The New Zealand dollar climbed 0.2 percent to 78.71 U.S. cents and 60.71 yen.
“New Zealand data this morning was very much on the strong side,” said Grant Turley, a senior currency strategist at Australia & New Zealand Banking Group Ltd. in Sydney. “Political stability in Europe and better data out of New Zealand are going to buoy appetite for Aussie and kiwi.”
The dollar weakened against 12 of its 16 major peers as the MSCI Asia Pacific Index of shares climbed 1.5 percent, sapping demand for the U.S. currency as a haven.
Japan’s Nikkei 225 Stock Average gained 1.1 percent after government data showed the nation’s gross domestic product grew at an annualized rate of 6 percent in the three months ended Sept. 30, the fastest pace since March 2010. The first expansion after three quarters of economic contraction added to evidence the country is recovering from a record earthquake in March.
The Bank of Japan will start a two-day policy meeting tomorrow. The central bank will leave the benchmark interest rate unchanged at a range of zero to 0.1 percent, according to economists surveyed by Bloomberg News.
Gains in the euro were limited after Spiegel magazine reported the German government assumes that the consequences of an exit of Greece from the euro area can strengthen the single- currency region in the long term, without saying where it got the information.
Lawmakers are preparing for Greece’s departure from the common currency in case the debt-strapped country’s new government doesn’t commit to carrying forward reforms, the magazine said.
“That takes a little bit of the gloss off the euro and there’s also an Italian bond auction today and a Spanish one later this week,” said Tim Kelleher, Auckland-based head of institutional foreign-exchange sales at ASB Institutional, a unit of Commonwealth Bank of Australia. “My bias is to sell rallies in currencies like the euro, kiwi and Aussie.”
Italy will auction as much as 3 billion euros ($4.1 billion) of five-year notes maturing in September 2016 today, Germany will sell as much as 6 billion euros of two-year notes on Nov. 16 and Spain will sell bonds maturing in January 2022 on Nov. 17.

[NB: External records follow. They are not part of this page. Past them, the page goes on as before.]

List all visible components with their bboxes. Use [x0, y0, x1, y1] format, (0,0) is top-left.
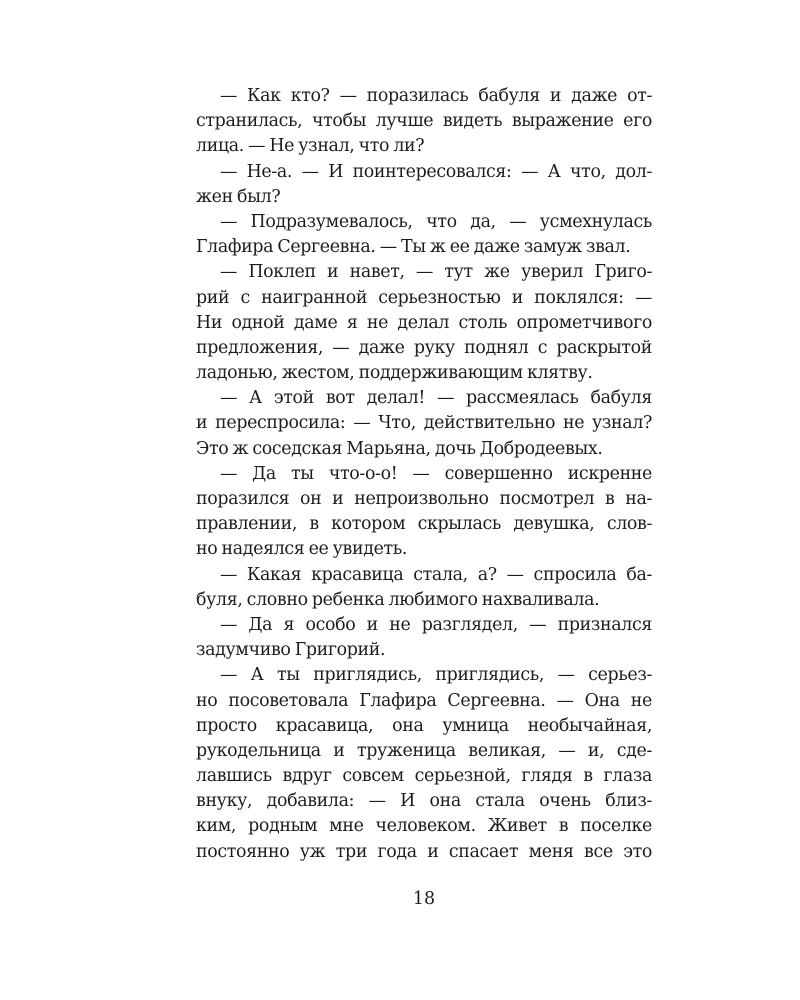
text-line: — Подразумевалось, что да, — усмехнулась — [220, 211, 652, 232]
text-line: — Какая красавица стала, а? — спросила ба- — [220, 564, 652, 585]
text-line: рий с наигранной серьезностью и поклялся: — — [196, 287, 652, 308]
text-line: постоянно уж три года и спасает меня все это — [196, 841, 652, 862]
text-line: буля, словно ребенка любимого нахваливала. — [196, 589, 600, 610]
text-line: жен был? — [196, 186, 281, 207]
text-line: ладонью, жестом, поддерживающим клятву. — [196, 363, 593, 384]
text-line: просто красавица, она умница необычайная, — [196, 715, 652, 736]
page-number: 18 — [412, 889, 436, 909]
text-line: лица. — Не узнал, что ли? — [196, 136, 425, 157]
text-line: но посоветовала Глафира Сергеевна. — Она не — [196, 690, 652, 711]
text-line: рукодельница и труженица великая, — и, сде- — [196, 740, 652, 761]
text-line: — Как кто? — поразилась бабуля и даже от- — [220, 86, 652, 106]
text-line: поразился он и непроизвольно посмотрел в на- — [196, 489, 652, 509]
text-line: — Да я особо и не разглядел, — признался — [220, 614, 652, 635]
text-line: — А ты приглядись, приглядись, — серьез- — [220, 665, 652, 686]
text-line: предложения, — даже руку поднял с раскрытой — [196, 337, 652, 358]
text-line: — Да ты что-о-о! — совершенно искренне — [220, 463, 652, 484]
text-line: Глафира Сергеевна. — Ты ж ее даже замуж звал. — [196, 237, 631, 258]
text-line: — Поклеп и навет, — тут же уверил Григо- — [220, 262, 652, 283]
text-line: лавшись вдруг совсем серьезной, глядя в глаза — [196, 766, 652, 787]
text-line: но надеялся ее увидеть. — [196, 539, 408, 560]
text-line: и переспросила: — Что, действительно не узнал? — [196, 413, 652, 434]
body-text — [196, 84, 652, 865]
text-line: правлении, в котором скрылась девушка, слов- — [196, 514, 652, 535]
text-line: Это ж соседская Марьяна, дочь Добродеевых. — [196, 438, 603, 459]
text-line: ким, родным мне человеком. Живет в поселке — [196, 816, 652, 837]
text-line: — А этой вот делал! — рассмеялась бабуля — [220, 388, 652, 409]
text-line: странилась, чтобы лучше видеть выражение его — [196, 111, 652, 132]
text-line: внуку, добавила: — И она стала очень близ- — [196, 791, 652, 812]
text-line: задумчиво Григорий. — [196, 640, 386, 661]
text-line: — Не-а. — И поинтересовался: — А что, дол- — [220, 161, 652, 182]
text-line: Ни одной даме я не делал столь опрометчивого — [196, 312, 652, 333]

German Chancellor Angela Merkel will address her party today after weeks of crisis fighting during which she raised the prospect of ejecting Greece from the euro and joined with French President Nicolas Sarkozy to call on Italy to hold to its budget pledges. She is now turning her attention to shaping the future of the euro and EU.
“I believe this is important for those who buy government bonds: that we make it clear that we want more Europe step by step, that is that the European Union, and the euro area in particular, grows together,”
Merkel said in an interview with ZDF television late yesterday. “Otherwise people won’t believe that we can really get a handle on the problems.”
The euro has declined 0.8 percent over the past six months, according to Bloomberg Correlation-Weighted Indexes that track 10 developed market currencies.
The yuan rose 0.03 percent to 6.3405 per dollar, according to the China Foreign Exchange Trade System, following comments by President Barack Obama that China should accelerate its currency appreciation.
Chinese President Hu Jintao told Obama that a large yuan appreciation won’t solve U.S. problems, a statement on the Chinese Foreign Ministry’s website said.
“China usually lets the yuan gain a bit, like sending a gift when it comes to Sino-U.S. meetings,” said Kenix Lai, a Hong Kong-based currency analyst at Bank of East Asia Ltd. “China will only appreciate the yuan at its own desired pace as it doesn’t want to appear as being influenced by political pressure.”
The People’s Bank of China raised the reference rate by 0.03 percent to 6.3301. The currency is allowed to trade 0.5 percent either side of the central bank’s daily fixing.